CODEWITHSUNDEEP
javascriptnode.jsq
Lindauson
Lindauson

Reputation: 3441

When do Q promises get executed?

I'm having a (seemingly fundamental) problem understanding promises. First the code:

'use strict';

var Q = require("q");

var mockPromise = function (statement) {
    var deferred = Q.defer();

    console.log("I'm running before I'm queued ...");

    setTimeout(function () {
        deferred.resolve(statement);
    }, 5000);

    return deferred.promise;
};

var promises = [
    mockPromise("1st statement"),
    mockPromise("2nd statement"),
    mockPromise("3rd statement")
];

Q.all(promises)
.then(function (results) {
    console.log(results);
});

Each promise function gets invoked upon adding it to the promise array, as opposed to when Q.all is called as I thought.

What am I not getting here?

How do I queue an array of promises without immediately invoking said promises?

Upvotes: 0

Views: 621

Answers (4)

42shadow42
42shadow42

Reputation: 405

It seems the confusion is that you understand the promise API to be designed for lazy evaluation, which is not the case.

Promises are a way of handling long running requests, they were designed to start IMMEDIATELY to minimize waiting time, and to utilize chaining and joining to clarify how the results of these long running requests should be processed.

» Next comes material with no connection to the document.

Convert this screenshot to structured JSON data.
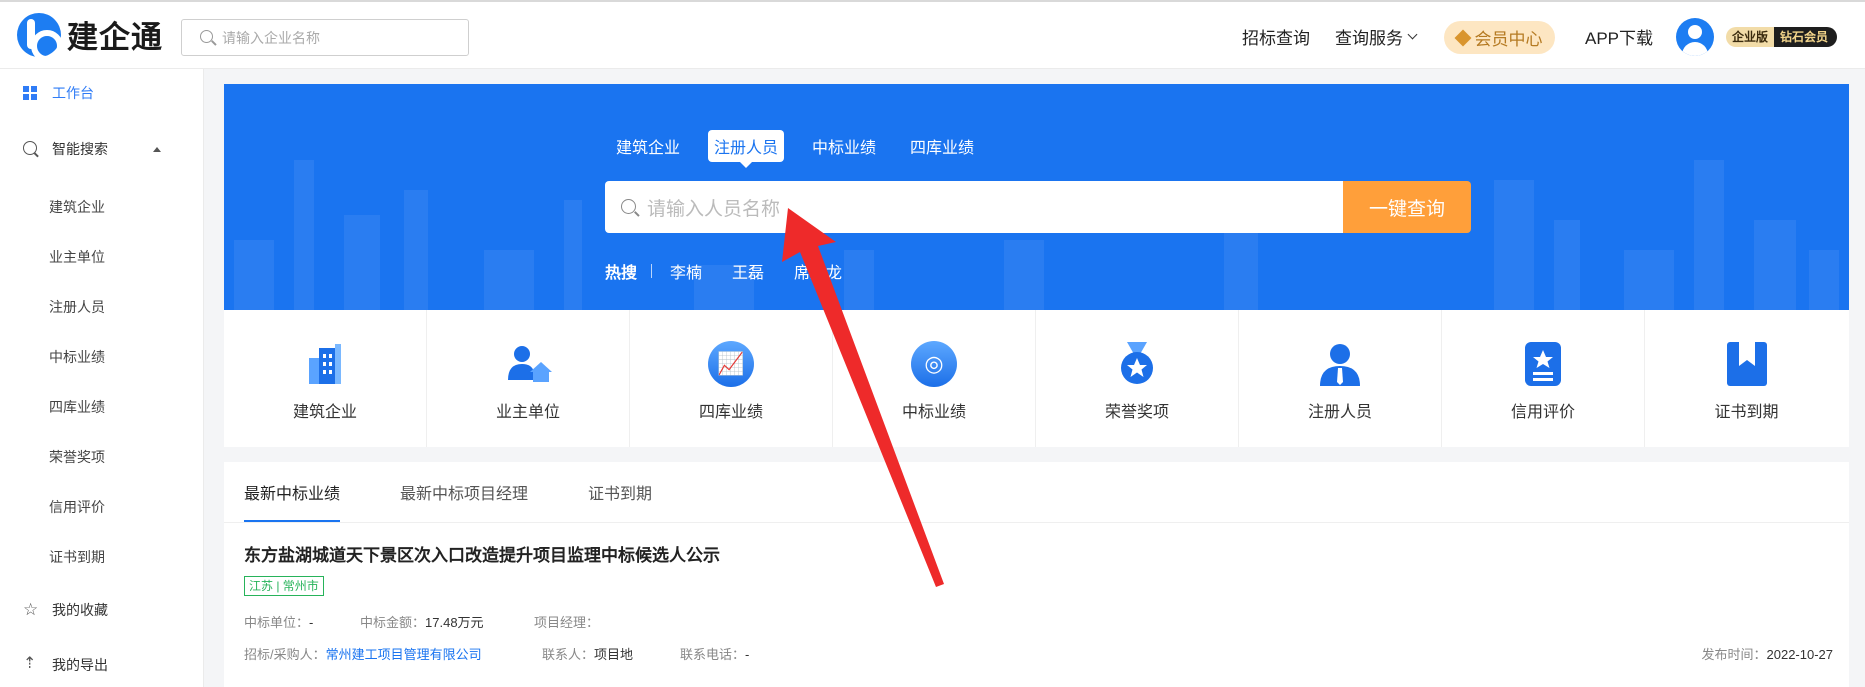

You might try to utilize the api Q-Lazy which allows you to delay invocation of promises until they have been subscribed to.

Upvotes: 2

tato
tato

Reputation: 5549

  1. Promises are objects. They are not 'executed'. They are 'resolved' or 'rejected'. When you create the array, you are executing the mockPromise() function three times. This function is immediately executed in that point of the code.

  2. The mockPromise() function creates a deferred and returns the associated promise. It also sets a timer to resolve the returned promise in the future.

  3. Q.all() just waits for the 3 promises to be 'resolved'. (technically it returns a new promise that will be resolved when the 3 previous promises are resolved)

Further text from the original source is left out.